Wafasalaf a organisé, au début du mois à Casablanca, le troisième cycle de ses conférences sur le thème «La valorisation de la place des femmes dans les entreprises». La rencontre a été l’occasion de rendre hommage aux femmes et à leur contribution à la réussite des entreprises, mais aussi pour évaluer le chemin parcouru, mettre en avant les efforts déployés et échanger sur les bonnes pratiques. Ce qui a le plus marqué les discussions et échanges qui ont eu lieu, c’est l’importance d’impliquer les CEO des entreprises pour que les femmes occupent les postes qu’elles méritent. Deux tables rondes ont été organisées lors de cette rencontre à laquelle a pris part Mohamed El Kettani, PDG du groupe Attijariwafa bank. La première était consacrée à l’état des lieux de la présence de la femme dans l’économie marocaine, alors que la seconde donnait la parole à quelques femmes ayant réussi à se hisser au sommet de la hiérarchie dans leurs entreprises.


Entretien avec Nadia Benbahtane, directrice marketing et communication à Intelcia

«Être une femme n'est pas un frein en soi»

Éco-Emploi : Est-il facile pour une femme d'évoluer d'une simple salariée à une dirigeante dans une entreprise ?
Nadia Benbahtane : Pour ma part, la question de l'évolution en entreprise est indépendante de la question du genre. Elle dépend d'abord des compétences, du savoir-faire relationnel et de la capacité à saisir les opportunités qui se présentent à vous. Après il est vrai que certains environnements sont plus propices parce qu'ils ont résolu la question du genre à la base en offrant les mêmes chances d'évolution aux hommes et aux femmes. Il y a également la pression de la société. La femme doit trouver le bon équilibre entre la gestion de son foyer, celle des relations sociales, ses activités personnelles et son travail.
Cela peut entraver une évolution vers des postes de direction. Heureusement, au Maroc nous avons de plus en plus d'entreprises qui sont conscientes de la contribution évidente de la diversité à leur performance. Pour ma part, j'ai la chance de travailler dans un groupe qui valorise la contribution des femmes. Nous sommes plusieurs dans l'équipe de management et le premier directeur général adjoint est une femme !

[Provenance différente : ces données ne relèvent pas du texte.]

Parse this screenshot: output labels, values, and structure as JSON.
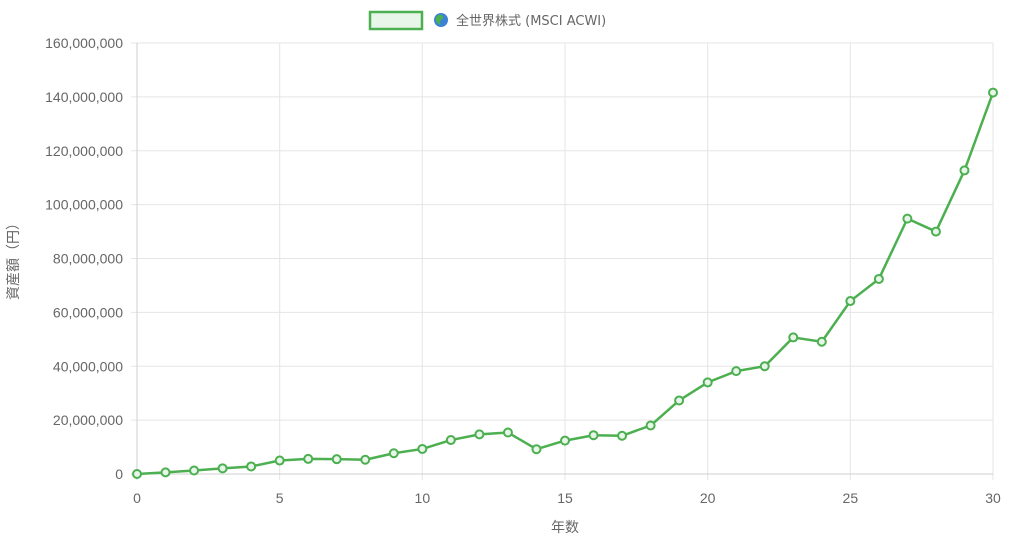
{
  "chart_data": {
    "type": "line",
    "xlabel": "年数",
    "ylabel": "資産額（円）",
    "xlim": [
      0,
      30
    ],
    "ylim": [
      0,
      160000000
    ],
    "x_ticks": [
      "0",
      "5",
      "10",
      "15",
      "20",
      "25",
      "30"
    ],
    "y_ticks": [
      "0",
      "20,000,000",
      "40,000,000",
      "60,000,000",
      "80,000,000",
      "100,000,000",
      "120,000,000",
      "140,000,000",
      "160,000,000"
    ],
    "grid": true,
    "legend_position": "top",
    "series": [
      {
        "name": "全世界株式 (MSCI ACWI)",
        "legend_icon": "globe-icon",
        "color": "#4caf50",
        "fill": "#e8f5e9",
        "x": [
          0,
          1,
          2,
          3,
          4,
          5,
          6,
          7,
          8,
          9,
          10,
          11,
          12,
          13,
          14,
          15,
          16,
          17,
          18,
          19,
          20,
          21,
          22,
          23,
          24,
          25,
          26,
          27,
          28,
          29,
          30
        ],
        "values": [
          0,
          600000,
          1300000,
          2100000,
          2800000,
          5000000,
          5600000,
          5500000,
          5300000,
          7700000,
          9300000,
          12600000,
          14700000,
          15400000,
          9200000,
          12400000,
          14400000,
          14200000,
          18000000,
          27300000,
          34000000,
          38200000,
          40000000,
          50700000,
          49100000,
          64200000,
          72400000,
          94800000,
          90000000,
          112700000,
          141600000
        ]
      }
    ]
  }
}
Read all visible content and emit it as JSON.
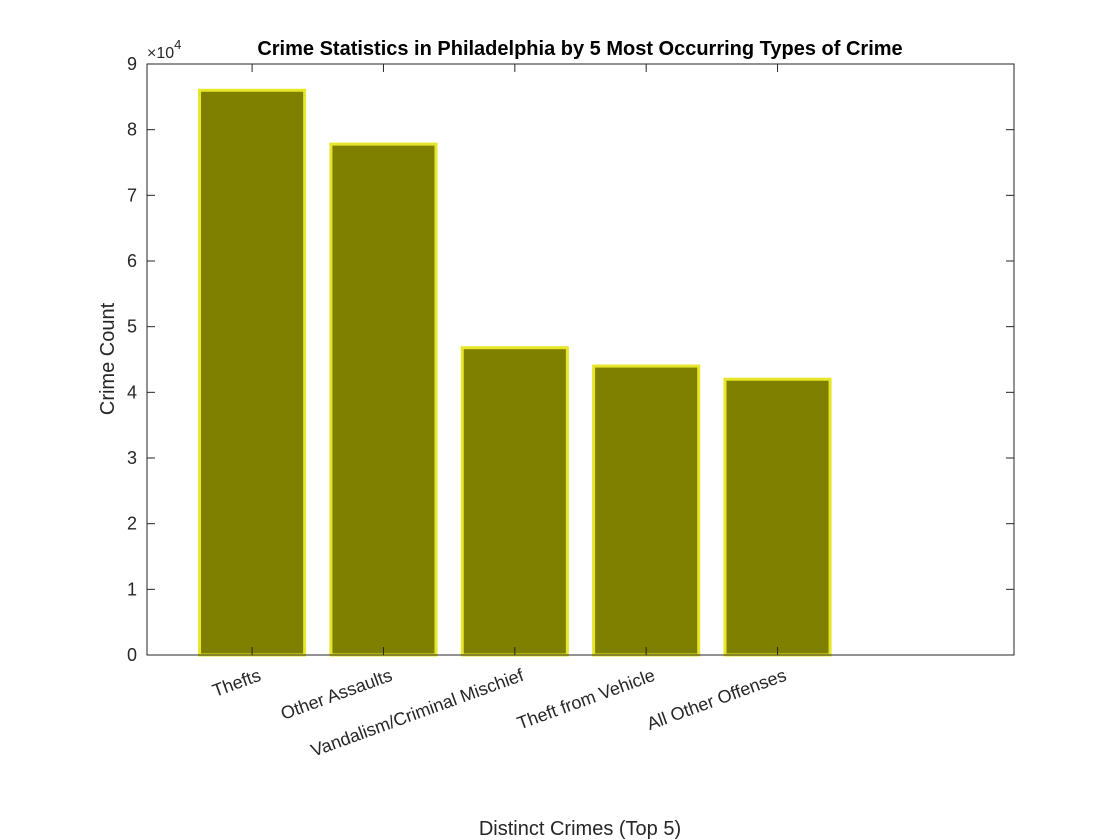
{
  "chart_data": {
    "type": "bar",
    "title": "Crime Statistics in Philadelphia by 5 Most Occurring Types of Crime",
    "xlabel": "Distinct Crimes (Top 5)",
    "ylabel": "Crime Count",
    "categories": [
      "Thefts",
      "Other Assaults",
      "Vandalism/Criminal Mischief",
      "Theft from Vehicle",
      "All Other Offenses"
    ],
    "values": [
      86000,
      77800,
      46800,
      44000,
      42000
    ],
    "ylim": [
      0,
      90000
    ],
    "yticks": [
      0,
      10000,
      20000,
      30000,
      40000,
      50000,
      60000,
      70000,
      80000,
      90000
    ],
    "ytick_labels": [
      "0",
      "1",
      "2",
      "3",
      "4",
      "5",
      "6",
      "7",
      "8",
      "9"
    ],
    "y_exponent_label": {
      "base": "×10",
      "power": "4"
    },
    "grid": false,
    "bar_fill_color": "#808000",
    "bar_edge_color": "#e6e62a",
    "axis_color": "#262626"
  }
}
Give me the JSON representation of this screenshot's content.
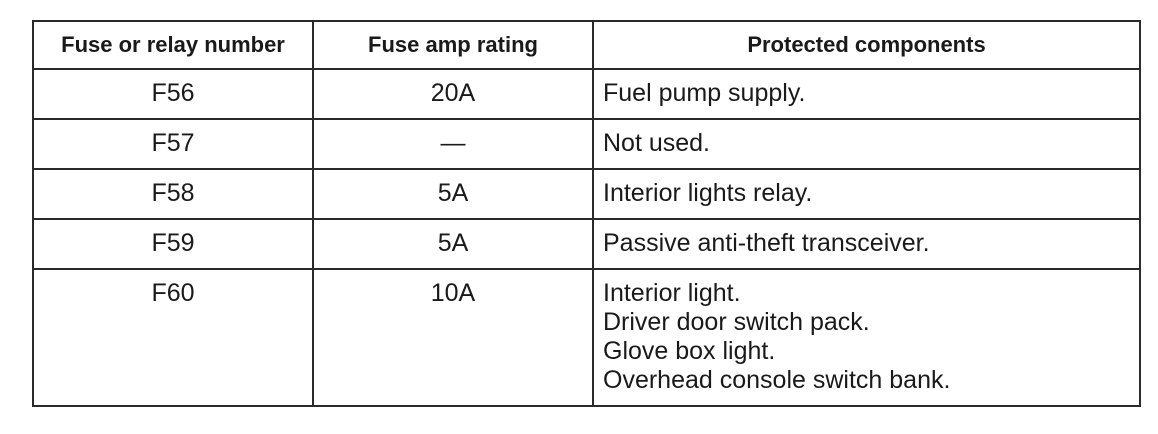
{
  "table": {
    "headers": [
      "Fuse or relay number",
      "Fuse amp rating",
      "Protected components"
    ],
    "rows": [
      {
        "fuse": "F56",
        "amps": "20A",
        "components": [
          "Fuel pump supply."
        ]
      },
      {
        "fuse": "F57",
        "amps": "—",
        "components": [
          "Not used."
        ]
      },
      {
        "fuse": "F58",
        "amps": "5A",
        "components": [
          "Interior lights relay."
        ]
      },
      {
        "fuse": "F59",
        "amps": "5A",
        "components": [
          "Passive anti-theft transceiver."
        ]
      },
      {
        "fuse": "F60",
        "amps": "10A",
        "components": [
          "Interior light.",
          "Driver door switch pack.",
          "Glove box light.",
          "Overhead console switch bank."
        ]
      }
    ]
  }
}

Est-ce que les difficultés rencontrées par les femmes dirigeantes sont plus liées à leur statut de femme ou à la responsabilité de leur poste ?
Dire que les difficultés sont liées à la responsabilité du poste sous-entendrait que les femmes ne pourraient pas occuper de hauts postes... De même, être une femme n'est pas un frein en soi. Maintenant, il est clair que dans des sociétés où on considère que la responsabilité du foyer incombe uniquement à la femme ou que les femmes n'ont pas les qualités nécessaires pour assumer des postes de responsabilité... être une femme peut être un «handicap» parce que les femmes s'autocensurent elles-mêmes de par leur éducation. Elles peuvent être également confrontées à plus d'obstacles et bénéficier de moins de soutien qu'un homme.
Encore une fois, heureusement nous avons plusieurs contre-exemples de belles réussites féminines qui peuvent être une source d'inspiration pour les jeunes femmes. La présidente du patronat marocain est une femme, sans compter les nombreuses femmes entrepreneurs, ministres, ambassadeurs, sportives, scientifiques qui assument des rôles qui étaient exclusivement réservés aux hommes...

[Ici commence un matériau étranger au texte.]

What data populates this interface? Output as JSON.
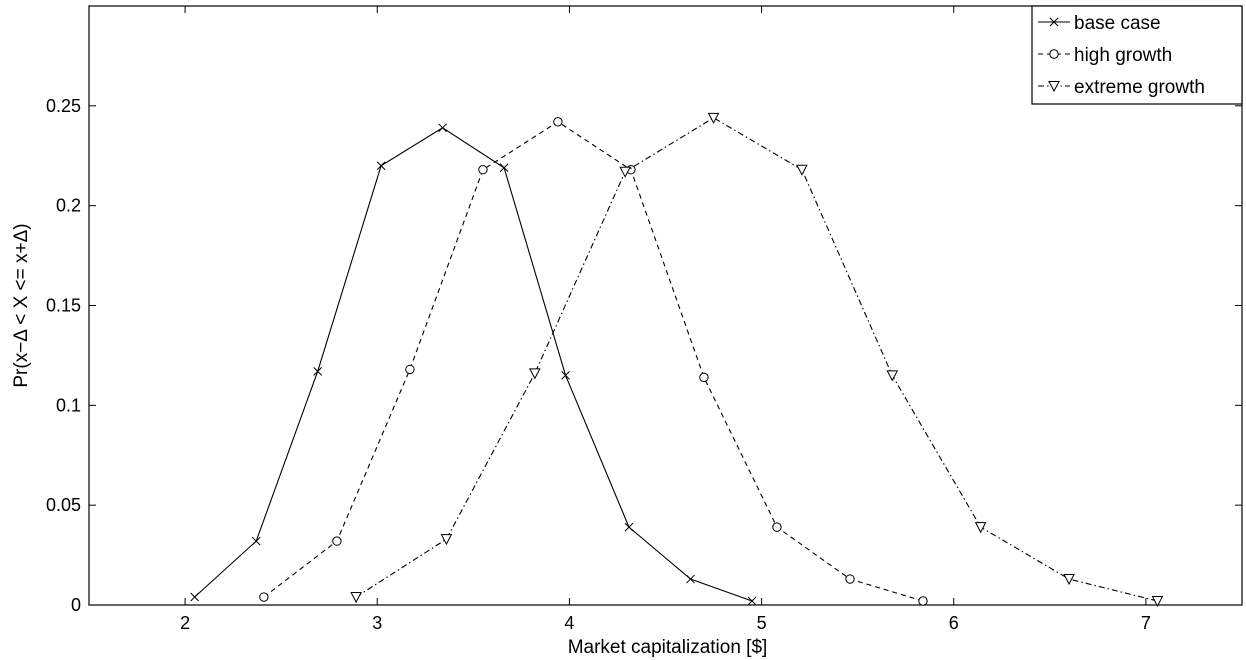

À votre avis, pourquoi ne trouve-t-on pas assez de femmes dans les conseils d'administration ?
Nous avons un héritage sociologique. Et il faut encore un peu de temps pour que la question du genre ne soit plus un débat. Il faut soutenir la dynamique actuelle par des mesures concrètes pour que plus de femmes évoluent vers des postes de responsabilité de manière naturelle parce qu'elles le souhaitent et qu'elles en ont les compétences. Cela passe par une évolution profonde de la société et des mesures d'encouragement à l'école et en entreprise. De plus en plus d'entreprises sont déjà dans cette démarche et mettent en place des programmes d'encouragement de la diversité ou tout simplement des programmes d'accompagnement des femmes à travers de la formation, du coaching. Et puis il y a la mise en place de réseaux de femmes et des programmes de mentoring qui permettent à celles-ci de bénéficier d'autres expériences réussies ou tout simplement de se soutenir mutuellement ! Il va sans dire que les générations d'aujourd'hui se préparent à devenir les dirigeantes de demain.